The House Energy and Commerce Subcommittee on Health May 17 held a hearing on a Centers for Medicare and Medicaid Services’ (CMS) proposed Medicare Part B Drug Payment Model. According to CMS, the proposal would test a new payment model intended to improve value and outcomes, and reduce expenditures for Part B drugs [see Washington Highlights, March 11].
Currently, Medicare pays for Part B drugs that are administered in a physician’s office or outpatient department, such as cancer medications, at Average Sales Price (ASP) plus 6 percent. During the first phase of the model, CMS would test how prescribing patterns are impacted by changing the payment amount to ASP plus 2.5 percent plus $16.80.
The AAMC submitted a May 9 comment letter on the proposal specifically highlighting concerns that the proposal would “harm hospitals, physicians, and the patients they serve” [see Washington Highlights, May 13].

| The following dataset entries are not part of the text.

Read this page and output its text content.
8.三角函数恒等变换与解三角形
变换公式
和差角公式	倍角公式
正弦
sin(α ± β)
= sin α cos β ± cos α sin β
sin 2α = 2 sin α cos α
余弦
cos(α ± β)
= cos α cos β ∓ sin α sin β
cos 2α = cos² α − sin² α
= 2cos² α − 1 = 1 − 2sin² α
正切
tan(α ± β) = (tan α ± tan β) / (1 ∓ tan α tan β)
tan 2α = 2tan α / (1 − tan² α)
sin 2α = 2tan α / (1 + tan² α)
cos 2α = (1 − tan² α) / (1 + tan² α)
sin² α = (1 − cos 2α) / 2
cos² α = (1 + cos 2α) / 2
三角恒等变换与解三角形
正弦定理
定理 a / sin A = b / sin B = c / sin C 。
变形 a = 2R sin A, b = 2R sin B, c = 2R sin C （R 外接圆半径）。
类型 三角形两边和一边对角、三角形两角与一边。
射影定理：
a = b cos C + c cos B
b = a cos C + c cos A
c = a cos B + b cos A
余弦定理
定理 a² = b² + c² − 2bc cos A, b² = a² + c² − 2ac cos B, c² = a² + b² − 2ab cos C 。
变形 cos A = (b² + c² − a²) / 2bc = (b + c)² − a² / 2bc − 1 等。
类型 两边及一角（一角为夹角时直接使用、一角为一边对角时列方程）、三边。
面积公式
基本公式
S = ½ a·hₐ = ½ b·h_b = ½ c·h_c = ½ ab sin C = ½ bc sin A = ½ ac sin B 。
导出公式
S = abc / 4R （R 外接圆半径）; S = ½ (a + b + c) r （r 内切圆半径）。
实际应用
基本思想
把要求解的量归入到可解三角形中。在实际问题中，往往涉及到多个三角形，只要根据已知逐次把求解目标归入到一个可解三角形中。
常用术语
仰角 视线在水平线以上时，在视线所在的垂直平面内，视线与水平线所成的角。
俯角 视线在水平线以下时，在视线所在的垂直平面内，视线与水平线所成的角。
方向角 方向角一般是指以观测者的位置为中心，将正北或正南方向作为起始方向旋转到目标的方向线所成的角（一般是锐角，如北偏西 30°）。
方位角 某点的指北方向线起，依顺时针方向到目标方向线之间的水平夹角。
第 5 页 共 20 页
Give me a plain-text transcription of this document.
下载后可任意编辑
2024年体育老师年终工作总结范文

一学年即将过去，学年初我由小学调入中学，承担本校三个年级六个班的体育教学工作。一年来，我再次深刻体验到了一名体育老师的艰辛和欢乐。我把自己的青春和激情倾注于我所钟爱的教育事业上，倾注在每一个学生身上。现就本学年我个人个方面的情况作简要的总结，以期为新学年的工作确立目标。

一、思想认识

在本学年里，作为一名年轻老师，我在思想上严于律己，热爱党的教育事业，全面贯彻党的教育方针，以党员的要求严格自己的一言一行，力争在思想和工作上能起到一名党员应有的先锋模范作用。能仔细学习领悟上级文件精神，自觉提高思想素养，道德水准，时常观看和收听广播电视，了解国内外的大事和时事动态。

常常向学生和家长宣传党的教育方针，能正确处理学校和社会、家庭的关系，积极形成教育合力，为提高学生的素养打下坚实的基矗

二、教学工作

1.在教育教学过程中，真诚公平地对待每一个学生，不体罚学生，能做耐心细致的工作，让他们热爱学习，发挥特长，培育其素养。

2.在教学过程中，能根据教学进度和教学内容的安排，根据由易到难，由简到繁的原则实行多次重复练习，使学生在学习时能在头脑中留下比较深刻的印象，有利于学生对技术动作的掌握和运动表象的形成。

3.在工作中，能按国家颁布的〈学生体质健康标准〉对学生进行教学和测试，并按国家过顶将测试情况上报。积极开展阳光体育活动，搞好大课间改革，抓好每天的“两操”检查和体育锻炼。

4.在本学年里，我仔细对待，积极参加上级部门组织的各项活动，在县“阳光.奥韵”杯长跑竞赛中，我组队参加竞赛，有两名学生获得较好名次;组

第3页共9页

Subcommittee Chair Joe Pitts (R-Pa.) called the proposal “far-reaching” and highlighted concerns regarding the “breadth of the experiment -- essentially across the nation in virtually all primary care service areas; and the timing – these major changes would take place as early as July and on top of the current implementation of MACRA.”
Ranking Member Frank Pallone (D-N.J.) stressed the importance of innovation in the Medicare program, but noted concerns ensuring that “seniors have access to necessary drugs” and “how the model would be evaluated before it is expanded.”
Michael Schweitz MD, FACP, MACR, Coalition of State Rheumatology Organizations; Debra Pratt, MD, MPH, MBA, The US Oncology Network, American Society of Clinical Oncology, and Community Oncology Alliance; Marcia Boyle; Immune Deficiency Foundation; Heather Block, Patient Advocate; and Mr. Joe Baker, Medicare Rights Center, provided witness testimony.